Is this cause of the decline in mainline Xianity in America? Or because of it?My kids wandered into a Christian paraphernalia store on our Tennessee vacation.
— Matthew D. Taylor (@TaylorMatthewD) July 24, 2024
What does it say about American Christianity that overtly partisan, election-denying, & hostile messages like these are coded & sold as de rigueur "Christian"? pic.twitter.com/wownSwcjp4
(Personally, I think it’s due to the postwar (WWII) climate which coupled American status with God , and got supercharged by the Red Scare (godless commies).
American flags were not a feature of American worship spaces before WWII. I met a young German pastor who was visiting UCC churches here. Her denomination was one of the ancestor churches of the UCC. She was disturbed by the flag in my church’s worship space (do was I), because the Nazis took over the church in Germany (and flags were one sign of that subservience). It got worse on “Scout Sunday” when the scout troop we sponsored was honored. That was fine, but parading the flag into worship and reciting the Pledge of Allegiance (“You shall have no other gods before me”) was a bridge too far. Not that I could stop it.
So even apolitical congregations (I never preached politics) were “political.” That lasted through the fifties, became untenable in the’60’s, and finally broke out into “us” v “them” in the’70’s and ‘80’s. And it’s only gotten worse.

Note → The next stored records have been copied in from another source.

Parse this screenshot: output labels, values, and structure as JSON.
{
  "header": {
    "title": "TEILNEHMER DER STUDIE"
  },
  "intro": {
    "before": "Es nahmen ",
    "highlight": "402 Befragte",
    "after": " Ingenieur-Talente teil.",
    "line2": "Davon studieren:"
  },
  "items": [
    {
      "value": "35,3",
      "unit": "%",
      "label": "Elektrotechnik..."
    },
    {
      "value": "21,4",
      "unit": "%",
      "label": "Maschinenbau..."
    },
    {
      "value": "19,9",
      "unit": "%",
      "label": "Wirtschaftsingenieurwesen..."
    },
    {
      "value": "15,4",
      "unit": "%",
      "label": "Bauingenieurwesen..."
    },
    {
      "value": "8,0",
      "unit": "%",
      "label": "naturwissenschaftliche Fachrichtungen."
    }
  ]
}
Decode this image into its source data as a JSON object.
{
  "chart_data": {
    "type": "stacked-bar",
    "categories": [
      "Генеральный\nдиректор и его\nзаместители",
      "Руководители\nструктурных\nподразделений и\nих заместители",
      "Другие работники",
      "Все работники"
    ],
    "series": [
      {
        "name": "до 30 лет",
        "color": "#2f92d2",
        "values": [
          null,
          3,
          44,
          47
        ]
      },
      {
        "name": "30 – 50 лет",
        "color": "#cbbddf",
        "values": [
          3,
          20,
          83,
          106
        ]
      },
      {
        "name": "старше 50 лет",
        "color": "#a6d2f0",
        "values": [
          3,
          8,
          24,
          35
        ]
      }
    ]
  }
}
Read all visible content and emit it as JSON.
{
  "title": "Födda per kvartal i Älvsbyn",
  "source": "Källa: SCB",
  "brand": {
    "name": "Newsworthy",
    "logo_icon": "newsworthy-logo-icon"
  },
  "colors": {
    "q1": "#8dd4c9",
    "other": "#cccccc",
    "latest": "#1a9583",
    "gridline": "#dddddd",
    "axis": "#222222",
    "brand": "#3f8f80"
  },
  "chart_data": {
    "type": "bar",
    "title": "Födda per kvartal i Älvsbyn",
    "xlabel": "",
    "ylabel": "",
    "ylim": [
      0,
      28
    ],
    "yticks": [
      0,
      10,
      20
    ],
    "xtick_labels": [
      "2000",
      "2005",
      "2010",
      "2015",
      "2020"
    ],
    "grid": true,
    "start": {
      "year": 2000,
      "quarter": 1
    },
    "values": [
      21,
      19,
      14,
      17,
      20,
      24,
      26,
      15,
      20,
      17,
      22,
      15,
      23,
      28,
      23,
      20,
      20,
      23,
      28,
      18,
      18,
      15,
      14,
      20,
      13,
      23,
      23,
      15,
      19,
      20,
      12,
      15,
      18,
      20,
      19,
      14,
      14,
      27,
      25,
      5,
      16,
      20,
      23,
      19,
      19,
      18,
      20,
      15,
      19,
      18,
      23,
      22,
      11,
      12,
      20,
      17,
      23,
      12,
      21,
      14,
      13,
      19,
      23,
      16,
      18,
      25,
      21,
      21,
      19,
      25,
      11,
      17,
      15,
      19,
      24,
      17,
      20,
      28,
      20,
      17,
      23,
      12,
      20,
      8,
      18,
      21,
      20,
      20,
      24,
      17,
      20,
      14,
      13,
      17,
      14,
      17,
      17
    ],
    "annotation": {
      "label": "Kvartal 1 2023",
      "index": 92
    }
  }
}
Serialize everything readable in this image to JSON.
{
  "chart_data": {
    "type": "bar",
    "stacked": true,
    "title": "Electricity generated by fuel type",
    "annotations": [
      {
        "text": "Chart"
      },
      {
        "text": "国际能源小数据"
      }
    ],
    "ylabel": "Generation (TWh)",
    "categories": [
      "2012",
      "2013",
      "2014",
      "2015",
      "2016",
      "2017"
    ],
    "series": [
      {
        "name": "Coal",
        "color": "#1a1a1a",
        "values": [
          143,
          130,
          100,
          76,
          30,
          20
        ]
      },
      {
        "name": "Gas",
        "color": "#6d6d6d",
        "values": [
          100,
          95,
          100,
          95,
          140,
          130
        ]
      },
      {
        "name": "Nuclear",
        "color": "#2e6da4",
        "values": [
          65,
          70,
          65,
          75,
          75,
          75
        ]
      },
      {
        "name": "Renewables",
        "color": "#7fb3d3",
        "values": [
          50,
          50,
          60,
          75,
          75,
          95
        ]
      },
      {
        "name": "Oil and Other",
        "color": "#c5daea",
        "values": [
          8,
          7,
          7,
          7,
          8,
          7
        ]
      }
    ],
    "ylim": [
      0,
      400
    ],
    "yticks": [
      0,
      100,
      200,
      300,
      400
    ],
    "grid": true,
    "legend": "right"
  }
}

So, yeah, the roots of that display (in the pictures) lie in the’60’s and the reaction to the anti-war movement (there are probably still a few “POW-MIA” flags in those stores). The past isn’t over; it isn’t even passed. But the dominant sentiments are equal parts reaction to the declining cultural authority of Protestantism, and the cause of that collapse. Because it’s now the public face of American Xianity. The face that isn’t old people, who to the young are “an alien people clutching their gods.”
Stuff like that ☝️ is what rushed in to fill the void. IMHO, anyway.)